Still, reacting to this news by abandoning your bond portfolio would be a poor decision.

The debate continues over whether the Fed has done the right thing in buying massive amounts of bonds. Many warned that expanding the Fed's balance sheet would lead to a dramatic rise in inflation. In 2010, a group of 43 economists published an open letter to Bernanke, saying the program should be "reconsidered and discontinued." The planned bond purchases "risk currency debasement and inflation, and we do not think they will achieve the Fed's objective of promoting employment." How did those forecasts turn out?


The inflation rate in 2011 did rise to 3.2 percent. However, in 2012 it fell back to just 2.1 percent. The first five months of 2013 have seen inflation rise at rates of just 1.6 percent, 2 percent, 1.5 percent, 1.1 percent and 1.4 percent. Over the past 12 months ending May 2013, the inflation rate was just 1.4 percent

Not only haven't we seen rising inflation, but inflation expectations are tame. We can observe that in the break-even rate of inflation between Treasury inflation-protected securities (TIPS) and nominal bonds. The current break-even rate between the 10-year nominal bond, which is yielding about 2.5 percent, and the 10-year TIPS, which is yielding about 0.5 percent, is just 2 percent. Clearly, the market is not expecting rapid inflation.

The dollar

At the end of November 2010, the trade-weighted value of the dollar was 100.7. The dollar ignored the warnings about currency debasement and actually rose slightly, ending June 21 at 102.8.


The unemployment rate also ignored the forecasts, as it fell from 9.8 percent in November 2010 to 7.6 percent at the end of May 2013.

It's important to keep these facts in mind as you consider what to do with your bond portfolio in light of the Fed considering tapering its quantitative easing program. It was the fear that a slowdown in bond purchases might come sooner and faster than previously thought that led to a sharp sell-off in bonds after Bernanke's speech on June 19. Since then the yield on the 10-year Treasury has jumped from 2.2 percent to about 2.5 percent.

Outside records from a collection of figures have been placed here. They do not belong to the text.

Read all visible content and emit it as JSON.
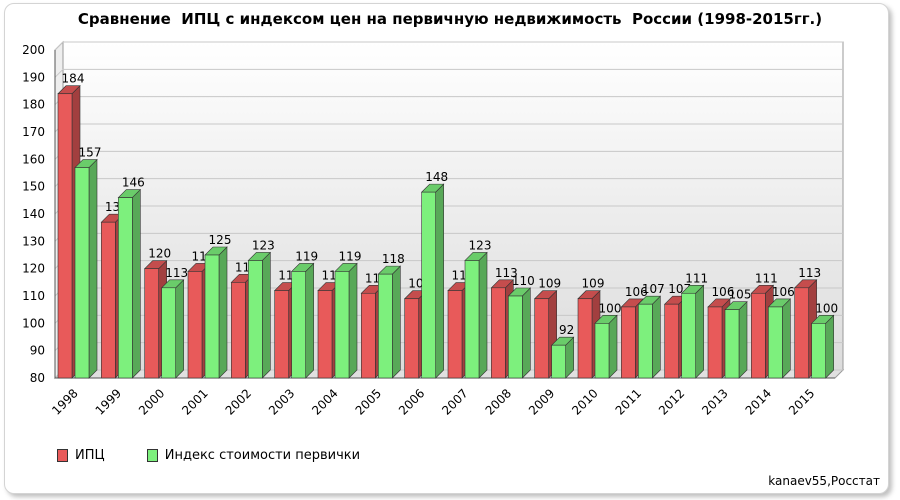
{
  "chart_data": {
    "type": "bar",
    "title": "Сравнение  ИПЦ с индексом цен на первичную недвижимость  России (1998-2015гг.)",
    "categories": [
      "1998",
      "1999",
      "2000",
      "2001",
      "2002",
      "2003",
      "2004",
      "2005",
      "2006",
      "2007",
      "2008",
      "2009",
      "2010",
      "2011",
      "2012",
      "2013",
      "2014",
      "2015"
    ],
    "series": [
      {
        "name": "ИПЦ",
        "color": "#e85a5a",
        "values": [
          184,
          137,
          120,
          119,
          115,
          112,
          112,
          111,
          109,
          112,
          113,
          109,
          109,
          106,
          107,
          106,
          111,
          113
        ]
      },
      {
        "name": "Индекс стоимости первички",
        "color": "#7df07d",
        "values": [
          157,
          146,
          113,
          125,
          123,
          119,
          119,
          118,
          148,
          123,
          110,
          92,
          100,
          107,
          111,
          105,
          106,
          100
        ]
      }
    ],
    "ylim": [
      80,
      200
    ],
    "yticks": [
      80,
      90,
      100,
      110,
      120,
      130,
      140,
      150,
      160,
      170,
      180,
      190,
      200
    ],
    "grid": true,
    "legend_position": "bottom-left"
  },
  "source": "kanaev55,Росстат"
}
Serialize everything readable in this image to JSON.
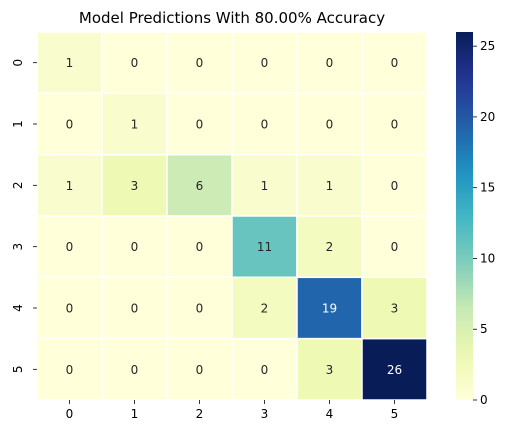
{
  "chart_data": {
    "type": "heatmap",
    "title": "Model Predictions With 80.00% Accuracy",
    "xlabel": "",
    "ylabel": "",
    "x_categories": [
      "0",
      "1",
      "2",
      "3",
      "4",
      "5"
    ],
    "y_categories": [
      "0",
      "1",
      "2",
      "3",
      "4",
      "5"
    ],
    "values": [
      [
        1,
        0,
        0,
        0,
        0,
        0
      ],
      [
        0,
        1,
        0,
        0,
        0,
        0
      ],
      [
        1,
        3,
        6,
        1,
        1,
        0
      ],
      [
        0,
        0,
        0,
        11,
        2,
        0
      ],
      [
        0,
        0,
        0,
        2,
        19,
        3
      ],
      [
        0,
        0,
        0,
        0,
        3,
        26
      ]
    ],
    "colormap": "YlGnBu",
    "vmin": 0,
    "vmax": 26,
    "colorbar_ticks": [
      0,
      5,
      10,
      15,
      20,
      25
    ],
    "annotated": true,
    "cell_border_color": "#ffffff",
    "grid": false
  }
}
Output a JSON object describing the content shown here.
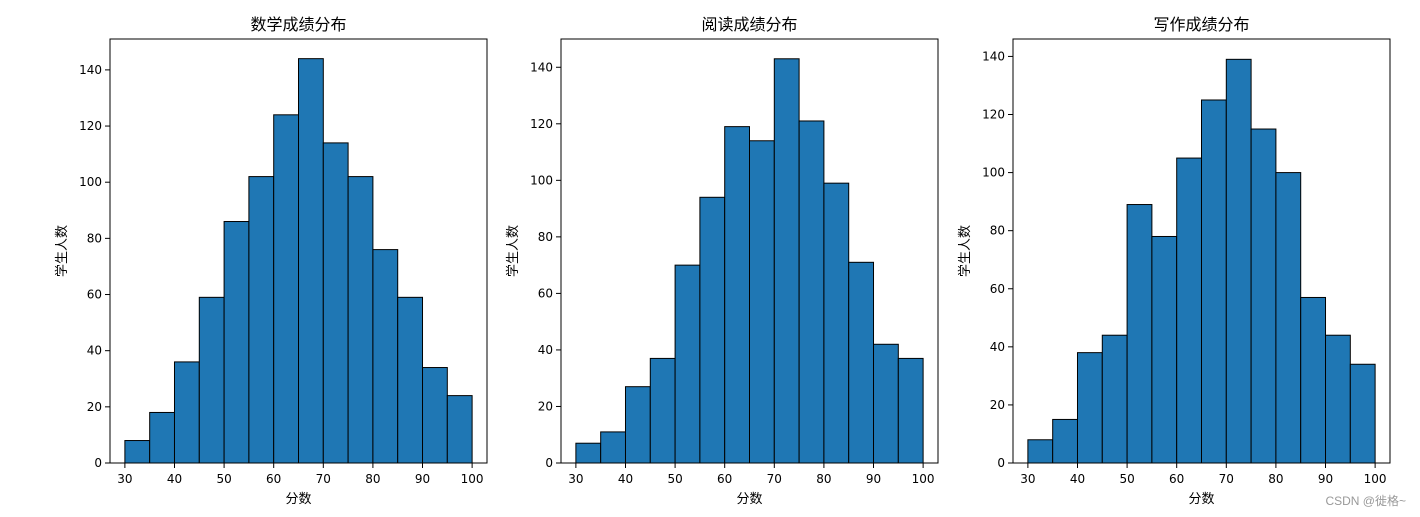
{
  "chart_data": [
    {
      "type": "bar",
      "title": "数学成绩分布",
      "xlabel": "分数",
      "ylabel": "学生人数",
      "categories": [
        "30-35",
        "35-40",
        "40-45",
        "45-50",
        "50-55",
        "55-60",
        "60-65",
        "65-70",
        "70-75",
        "75-80",
        "80-85",
        "85-90",
        "90-95",
        "95-100"
      ],
      "bin_edges": [
        30,
        35,
        40,
        45,
        50,
        55,
        60,
        65,
        70,
        75,
        80,
        85,
        90,
        95,
        100
      ],
      "values": [
        8,
        18,
        36,
        59,
        86,
        102,
        124,
        144,
        114,
        102,
        76,
        59,
        34,
        24
      ],
      "xlim": [
        27,
        103
      ],
      "ylim": [
        0,
        151
      ],
      "xticks": [
        "30",
        "40",
        "50",
        "60",
        "70",
        "80",
        "90",
        "100"
      ],
      "yticks": [
        "0",
        "20",
        "40",
        "60",
        "80",
        "100",
        "120",
        "140"
      ],
      "bar_color": "#1f77b4",
      "edge_color": "#000000",
      "grid": false,
      "legend": "none"
    },
    {
      "type": "bar",
      "title": "阅读成绩分布",
      "xlabel": "分数",
      "ylabel": "学生人数",
      "categories": [
        "30-35",
        "35-40",
        "40-45",
        "45-50",
        "50-55",
        "55-60",
        "60-65",
        "65-70",
        "70-75",
        "75-80",
        "80-85",
        "85-90",
        "90-95",
        "95-100"
      ],
      "bin_edges": [
        30,
        35,
        40,
        45,
        50,
        55,
        60,
        65,
        70,
        75,
        80,
        85,
        90,
        95,
        100
      ],
      "values": [
        7,
        11,
        27,
        37,
        70,
        94,
        119,
        114,
        143,
        121,
        99,
        71,
        42,
        37
      ],
      "xlim": [
        27,
        103
      ],
      "ylim": [
        0,
        150
      ],
      "xticks": [
        "30",
        "40",
        "50",
        "60",
        "70",
        "80",
        "90",
        "100"
      ],
      "yticks": [
        "0",
        "20",
        "40",
        "60",
        "80",
        "100",
        "120",
        "140"
      ],
      "bar_color": "#1f77b4",
      "edge_color": "#000000",
      "grid": false,
      "legend": "none"
    },
    {
      "type": "bar",
      "title": "写作成绩分布",
      "xlabel": "分数",
      "ylabel": "学生人数",
      "categories": [
        "30-35",
        "35-40",
        "40-45",
        "45-50",
        "50-55",
        "55-60",
        "60-65",
        "65-70",
        "70-75",
        "75-80",
        "80-85",
        "85-90",
        "90-95",
        "95-100"
      ],
      "bin_edges": [
        30,
        35,
        40,
        45,
        50,
        55,
        60,
        65,
        70,
        75,
        80,
        85,
        90,
        95,
        100
      ],
      "values": [
        8,
        15,
        38,
        44,
        89,
        78,
        105,
        125,
        139,
        115,
        100,
        57,
        44,
        34
      ],
      "xlim": [
        27,
        103
      ],
      "ylim": [
        0,
        146
      ],
      "xticks": [
        "30",
        "40",
        "50",
        "60",
        "70",
        "80",
        "90",
        "100"
      ],
      "yticks": [
        "0",
        "20",
        "40",
        "60",
        "80",
        "100",
        "120",
        "140"
      ],
      "bar_color": "#1f77b4",
      "edge_color": "#000000",
      "grid": false,
      "legend": "none"
    }
  ],
  "watermark": "CSDN @徙格~"
}
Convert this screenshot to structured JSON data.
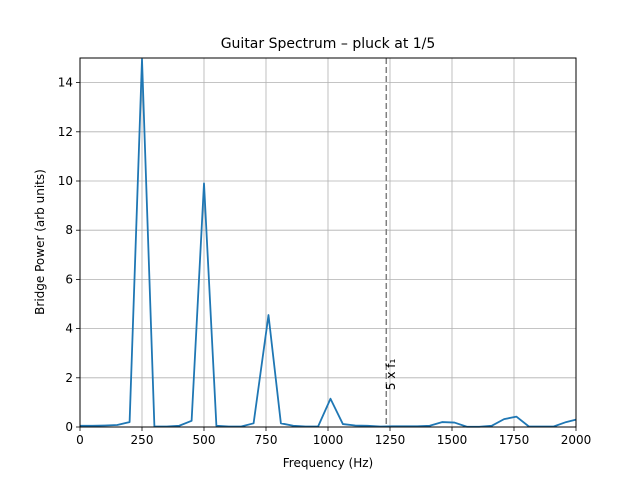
{
  "chart_data": {
    "type": "line",
    "title": "Guitar Spectrum – pluck at 1/5",
    "xlabel": "Frequency (Hz)",
    "ylabel": "Bridge Power (arb units)",
    "xlim": [
      0,
      2000
    ],
    "ylim": [
      0,
      15
    ],
    "xticks": [
      0,
      250,
      500,
      750,
      1000,
      1250,
      1500,
      1750,
      2000
    ],
    "yticks": [
      0,
      2,
      4,
      6,
      8,
      10,
      12,
      14
    ],
    "grid": true,
    "line_color": "#1f77b4",
    "series": [
      {
        "x": [
          0,
          50,
          100,
          150,
          200,
          250,
          300,
          350,
          400,
          450,
          500,
          550,
          600,
          650,
          700,
          760,
          810,
          860,
          910,
          960,
          1010,
          1060,
          1110,
          1160,
          1210,
          1260,
          1310,
          1360,
          1410,
          1460,
          1510,
          1560,
          1610,
          1660,
          1710,
          1760,
          1810,
          1860,
          1910,
          1960,
          2000
        ],
        "y": [
          0.05,
          0.05,
          0.06,
          0.08,
          0.2,
          14.95,
          0.02,
          0.02,
          0.05,
          0.25,
          9.9,
          0.05,
          0.02,
          0.02,
          0.15,
          4.55,
          0.15,
          0.05,
          0.02,
          0.02,
          1.15,
          0.12,
          0.06,
          0.05,
          0.02,
          0.03,
          0.03,
          0.03,
          0.05,
          0.2,
          0.18,
          0.01,
          0.01,
          0.05,
          0.32,
          0.42,
          0.02,
          0.02,
          0.02,
          0.2,
          0.3
        ]
      }
    ],
    "vline": {
      "x": 1235,
      "color": "#808080",
      "style": "dashed"
    },
    "annotation": {
      "text": "5 x f₁",
      "x": 1270,
      "y": 1.5
    }
  }
}
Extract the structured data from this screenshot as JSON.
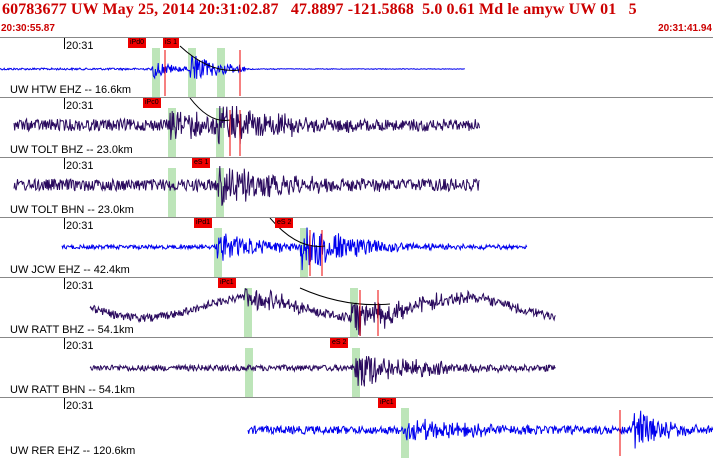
{
  "header": {
    "title": "60783677 UW May 25, 2014 20:31:02.87   47.8897 -121.5868  5.0 0.61 Md le amyw UW 01   5",
    "start_time": "20:30:55.87",
    "end_time": "20:31:41.94"
  },
  "colors": {
    "header_text": "#cc0000",
    "trace_blue": "#0000ee",
    "trace_purple": "#2a0a5e",
    "pick_box": "#ee0000",
    "pick_band": "#bde5b9"
  },
  "panels": [
    {
      "time": "20:31",
      "label": "UW HTW EHZ -- 16.6km",
      "color": "blue",
      "picks": [
        {
          "text": "iPd0"
        },
        {
          "text": "iS 1"
        }
      ]
    },
    {
      "time": "20:31",
      "label": "UW TOLT BHZ -- 23.0km",
      "color": "purple",
      "picks": [
        {
          "text": "iPc0"
        }
      ]
    },
    {
      "time": "20:31",
      "label": "UW TOLT BHN -- 23.0km",
      "color": "purple",
      "picks": [
        {
          "text": "eS 1"
        }
      ]
    },
    {
      "time": "20:31",
      "label": "UW JCW EHZ -- 42.4km",
      "color": "blue",
      "picks": [
        {
          "text": "iPd1"
        },
        {
          "text": "eS 2"
        }
      ]
    },
    {
      "time": "20:31",
      "label": "UW RATT BHZ -- 54.1km",
      "color": "purple",
      "picks": [
        {
          "text": "iPc1"
        }
      ]
    },
    {
      "time": "20:31",
      "label": "UW RATT BHN -- 54.1km",
      "color": "purple",
      "picks": [
        {
          "text": "eS 2"
        }
      ]
    },
    {
      "time": "20:31",
      "label": "UW RER EHZ -- 120.6km",
      "color": "blue",
      "picks": [
        {
          "text": "iPc1"
        }
      ]
    }
  ]
}
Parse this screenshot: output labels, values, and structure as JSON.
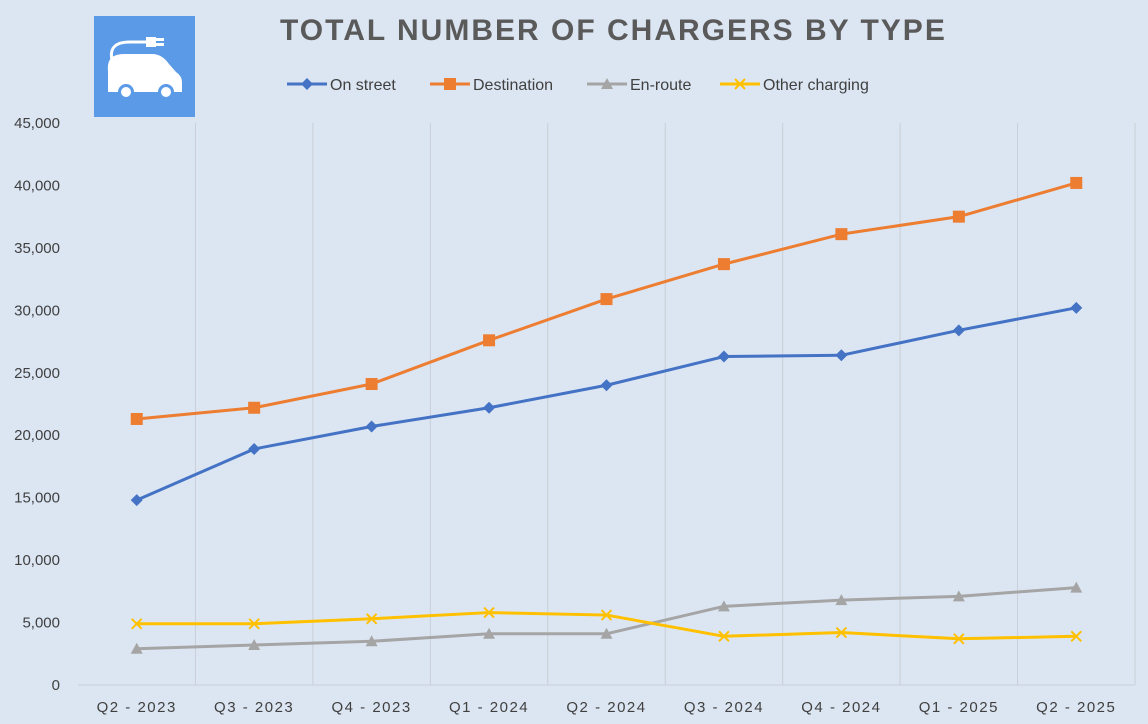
{
  "chart_data": {
    "type": "line",
    "title": "TOTAL NUMBER OF CHARGERS BY TYPE",
    "categories": [
      "Q2 - 2023",
      "Q3 - 2023",
      "Q4 - 2023",
      "Q1 - 2024",
      "Q2 - 2024",
      "Q3 - 2024",
      "Q4 - 2024",
      "Q1 - 2025",
      "Q2 - 2025"
    ],
    "ylim": [
      0,
      45000
    ],
    "yticks": [
      0,
      5000,
      10000,
      15000,
      20000,
      25000,
      30000,
      35000,
      40000,
      45000
    ],
    "ytick_labels": [
      "0",
      "5,000",
      "10,000",
      "15,000",
      "20,000",
      "25,000",
      "30,000",
      "35,000",
      "40,000",
      "45,000"
    ],
    "grid": "vertical",
    "legend_position": "top",
    "series": [
      {
        "name": "On street",
        "marker": "diamond",
        "color": "#4472c4",
        "values": [
          14800,
          18900,
          20700,
          22200,
          24000,
          26300,
          26400,
          28400,
          30200
        ]
      },
      {
        "name": "Destination",
        "marker": "square",
        "color": "#ed7d31",
        "values": [
          21300,
          22200,
          24100,
          27600,
          30900,
          33700,
          36100,
          37500,
          40200
        ]
      },
      {
        "name": "En-route",
        "marker": "triangle",
        "color": "#a5a5a5",
        "values": [
          2900,
          3200,
          3500,
          4100,
          4100,
          6300,
          6800,
          7100,
          7800
        ]
      },
      {
        "name": "Other charging",
        "marker": "x",
        "color": "#ffc000",
        "values": [
          4900,
          4900,
          5300,
          5800,
          5600,
          3900,
          4200,
          3700,
          3900
        ]
      }
    ]
  },
  "logo": {
    "icon": "ev-charging-car-icon",
    "color": "#5b9ae6"
  }
}
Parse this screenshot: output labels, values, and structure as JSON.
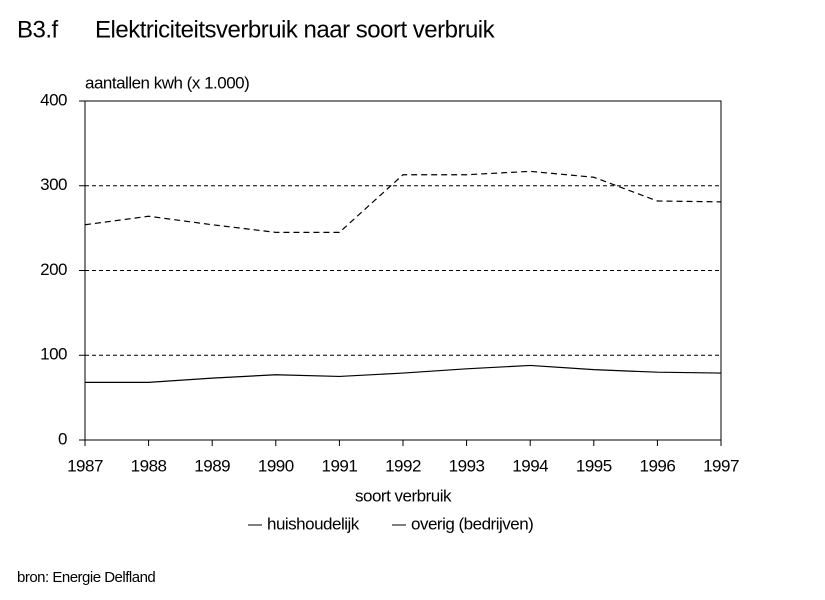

The fact that the Fed will begin tapering doesn't necessarily mean that bond investors are better off staying in cash or in very short-term investments. The current yield curve already shows that the market expects interest rates to rise. Thus, for bond investors to actually lose money, interest rates must rise faster than is already implied by the current yield curve.

Of course, history suggests that efforts to outguess the bond market are likely to fail. Consider that five years ago, the 10-year bond was yielding 4 percent! Those investors who followed the advice of forecasters calling for rising rates missed out on a large bond rally and were stuck earning almost no return while they waited to be proven correct.

The bottom line is that just as you should have ignored the doomsayers who predicted rising inflation and rising interest rates, you should ignore today's bond bears. They don't have any more of clue about where rates are going than you do.